Decision framework --- classify tasks as:

  • Fully delegated: Low risk, mechanical tasks
  • Supervised: AI suggests, you verify
  • Collaborative: AI as thinking partner
  • Reserved for humans: Core intellectual work

Completion Checklist

Foundation

  • Experiment 0: Infrastructure set up, data boundaries reviewed
  • Experiment 1: Research partner context document written and tested
  • Experiment 2: Source analysis completed and documented

Core Workflows

  • Experiment 3: Argument map with counter-arguments produced
  • Experiment 4: Research landscape mapped using AI + bibliographic databases
  • Experiment 5: Teaching tool tested, with disclosure statement and failure modes sheet

Advanced Methods

  • Experiment 6: Data analysis with verified insights
  • Experiment 7: Visual and material sources tested across all three tasks
  • Experiment 8: Paper section drafted with documented AI process

Integration

  • Experiment 9: Critique framework developed
  • Experiment 10: Research infrastructure documented and public scholarship produced

Bonus

  • Agent evaluation scorecard completed

After the Basecamp

If you complete all ten experiments, you will have built:

  • A custom research partner that understands your field
  • Proven source analysis workflows
  • An argument development process
  • Literature mapping capabilities
  • AI-enhanced teaching tools
  • Data analysis skills
  • Visual and material source processing workflows
  • Writing acceleration methods
  • A critical AI evaluation framework
  • An integrated research infrastructure with a public scholarship pipeline

More importantly, you will have:

  • Confidence in using AI as a scholarly tool, grounded in direct experience
  • Critical perspective on AI limitations, built through systematic testing
  • Workflows you will actually maintain, because you built them around your real work
  • Skills that compound over time, each experiment reinforcing the others
  • Infrastructure that grows with your research and adapts as AI evolves

Essential

Remember: This is not about replacing humanistic inquiry with AI. It is about thoughtfully integrating new tools into rigorous scholarly practice.
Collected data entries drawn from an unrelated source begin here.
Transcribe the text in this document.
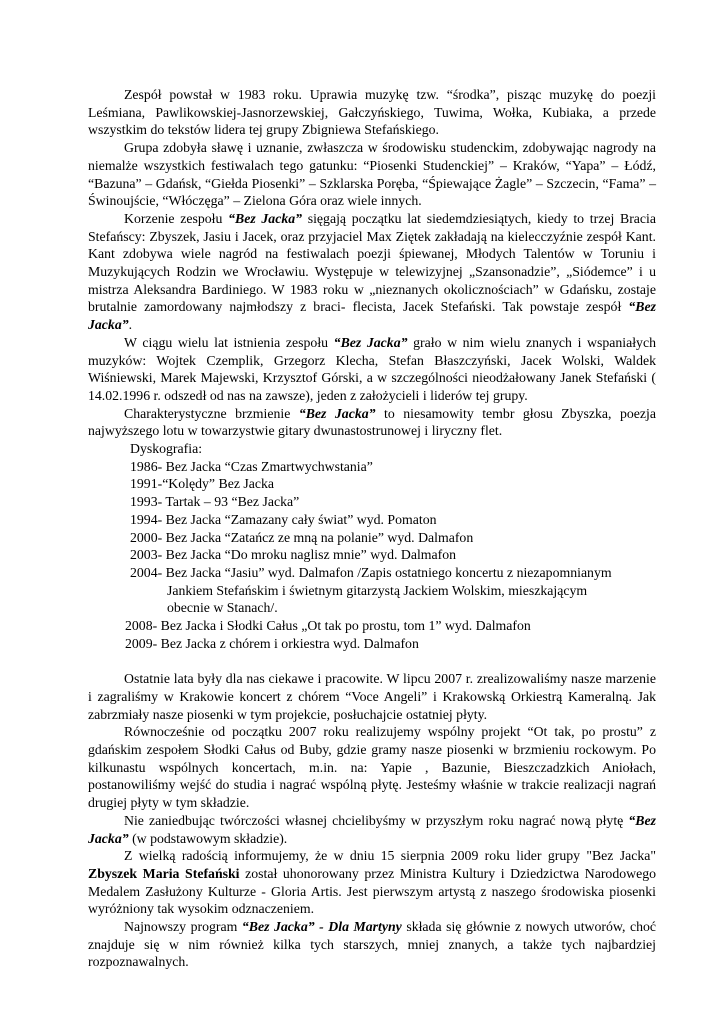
Zespół powstał w 1983 roku. Uprawia muzykę tzw. “środka”, pisząc muzykę do poezji Leśmiana, Pawlikowskiej-Jasnorzewskiej, Gałczyńskiego, Tuwima, Wołka, Kubiaka, a przede wszystkim do tekstów lidera tej grupy Zbigniewa Stefańskiego.

Grupa zdobyła sławę i uznanie, zwłaszcza w środowisku studenckim, zdobywając nagrody na niemalże wszystkich festiwalach tego gatunku: “Piosenki Studenckiej” – Kraków, “Yapa” – Łódź, “Bazuna” – Gdańsk, “Giełda Piosenki” – Szklarska Poręba, “Śpiewające Żagle” – Szczecin, “Fama” – Świnoujście, “Włóczęga” – Zielona Góra oraz wiele innych.

Korzenie zespołu “Bez Jacka” sięgają początku lat siedemdziesiątych, kiedy to trzej Bracia Stefańscy: Zbyszek, Jasiu i Jacek, oraz przyjaciel Max Ziętek zakładają na kielecczyźnie zespół Kant. Kant zdobywa wiele nagród na festiwalach poezji śpiewanej, Młodych Talentów w Toruniu i Muzykujących Rodzin we Wrocławiu. Występuje w telewizyjnej „Szansonadzie”, „Siódemce” i u mistrza Aleksandra Bardiniego. W 1983 roku w „nieznanych okolicznościach” w Gdańsku, zostaje brutalnie zamordowany najmłodszy z braci- flecista, Jacek Stefański. Tak powstaje zespół “Bez Jacka”.

W ciągu wielu lat istnienia zespołu “Bez Jacka” grało w nim wielu znanych i wspaniałych muzyków: Wojtek Czemplik, Grzegorz Klecha, Stefan Błaszczyński, Jacek Wolski, Waldek Wiśniewski, Marek Majewski, Krzysztof Górski, a w szczególności nieodżałowany Janek Stefański ( 14.02.1996 r. odszedł od nas na zawsze), jeden z założycieli i liderów tej grupy.

Charakterystyczne brzmienie “Bez Jacka” to niesamowity tembr głosu Zbyszka, poezja najwyższego lotu w towarzystwie gitary dwunastostrunowej i liryczny flet.

Dyskografia:

1986- Bez Jacka “Czas Zmartwychwstania”

1991-“Kolędy” Bez Jacka

1993- Tartak – 93 “Bez Jacka”

1994- Bez Jacka “Zamazany cały świat” wyd. Pomaton

2000- Bez Jacka “Zatańcz ze mną na polanie” wyd. Dalmafon

2003- Bez Jacka “Do mroku naglisz mnie” wyd. Dalmafon

2004- Bez Jacka “Jasiu” wyd. Dalmafon /Zapis ostatniego koncertu z niezapomnianym

Jankiem Stefańskim i świetnym gitarzystą Jackiem Wolskim, mieszkającym

obecnie w Stanach/.

2008- Bez Jacka i Słodki Całus „Ot tak po prostu, tom 1” wyd. Dalmafon

2009- Bez Jacka z chórem i orkiestra wyd. Dalmafon

Ostatnie lata były dla nas ciekawe i pracowite. W lipcu 2007 r. zrealizowaliśmy nasze marzenie i zagraliśmy w Krakowie koncert z chórem “Voce Angeli” i Krakowską Orkiestrą Kameralną. Jak zabrzmiały nasze piosenki w tym projekcie, posłuchajcie ostatniej płyty.

Równocześnie od początku 2007 roku realizujemy wspólny projekt “Ot tak, po prostu” z gdańskim zespołem Słodki Całus od Buby, gdzie gramy nasze piosenki w brzmieniu rockowym. Po kilkunastu wspólnych koncertach, m.in. na: Yapie , Bazunie, Bieszczadzkich Aniołach, postanowiliśmy wejść do studia i nagrać wspólną płytę. Jesteśmy właśnie w trakcie realizacji nagrań drugiej płyty w tym składzie.

Nie zaniedbując twórczości własnej chcielibyśmy w przyszłym roku nagrać nową płytę “Bez Jacka” (w podstawowym składzie).

Z wielką radością informujemy, że w dniu 15 sierpnia 2009 roku lider grupy "Bez Jacka" Zbyszek Maria Stefański został uhonorowany przez Ministra Kultury i Dziedzictwa Narodowego Medalem Zasłużony Kulturze - Gloria Artis. Jest pierwszym artystą z naszego środowiska piosenki wyróżniony tak wysokim odznaczeniem.

Najnowszy program “Bez Jacka” - Dla Martyny składa się głównie z nowych utworów, choć znajduje się w nim również kilka tych starszych, mniej znanych, a także tych najbardziej rozpoznawalnych.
Each experiment maintains the critical, methodologically sophisticated approach that defines humanities scholarship while leveraging AI's genuine strengths.

And because AI continues to change rapidly, revisiting these experiments periodically --- even briefly --- is one of the most effective ways to keep your skills and intuitions current. The structure endures even as the technology beneath it shifts.